Tokyo non è una bella città. Urbanisticamente è un disastro. Ognuno può fare quello che vuole purché sia antisismico e non esca dai confini del proprio terreno. La gente è all'apparenza fredda anche se rispettosa e gentile. Non succede praticamente mai niente e quindi è molto sicura. Stare bene a Tokyo è semplicissimo; basta accettare la condizione di trovarsi in un altro Paese ed essere disposti a rinunciare all'idea, a cui siamo troppo abituati in Italia, di essere il centro dell'universo.

Sentirsi a casa però è un'altra storia. Forse chi di noi è qui per la prima volta impiegherà un po' per metabolizzare la sensazione.

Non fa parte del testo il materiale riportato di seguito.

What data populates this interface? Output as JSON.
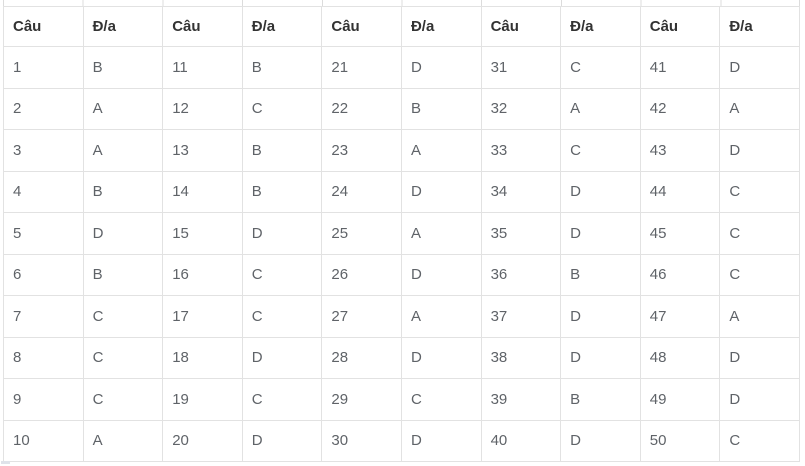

Forse nemmeno arriverà a capire quanto questa giornata sia stata preziosa.
Personalmente, quest'anno non mi ero prefisso alcun obiettivo perché tutte le collaborazioni avviate in precedenza stanno dando più frutti del previsto. Tuttavia questa domenica vale da sola questo viaggio e aggiunge una pietra importante al lavoro fatto negli ultimi cinque anni per creare una strada diretta, un legame forte tra la nostra scuola, la nostra casa e questa parte del mondo. Poco importa se, per una volta, anziché cenare con mangaka e animatori, abbiamo condiviso il cibo con elettricisti, programmatori, bancari o giardinieri.

Se si impara ad osservare è facile capire la logica su cui si fonda lo spirito della società giapponese. Ma senza questo contatto non è possibile arrivare a sentire quello spirito dentro di sé.

Tornerò a Fujimae. Finché potrò e sarò ben accetto, porterò volentieri quei 700 chili di legno, e probabilmente piombo o uranio impoverito con cui è stato costruito il Mikoshi, sulle spalle sperando di conservare i lividi abbastanza a lungo da poterli mostrare anche nei giorni seguenti con lo stesso orgoglio di tutti gli altri. Non mi allenerò durante l'anno per "fare bella figura", frase totalmente priva di senso in giapponese, ma quando sarà il momento farò del mio meglio.
Come, in questo luogo, fanno tutti. Ogni giorno.

1 commento:

  1. Molto bello il tuo racconto.
    Sono d'accordo: osservare e condividere è un buon binomio per trovare un contatto con altre culture.

    Leggo e penso che prima o poi dovrò spingermi di più verso est e non sempre e solo a sud.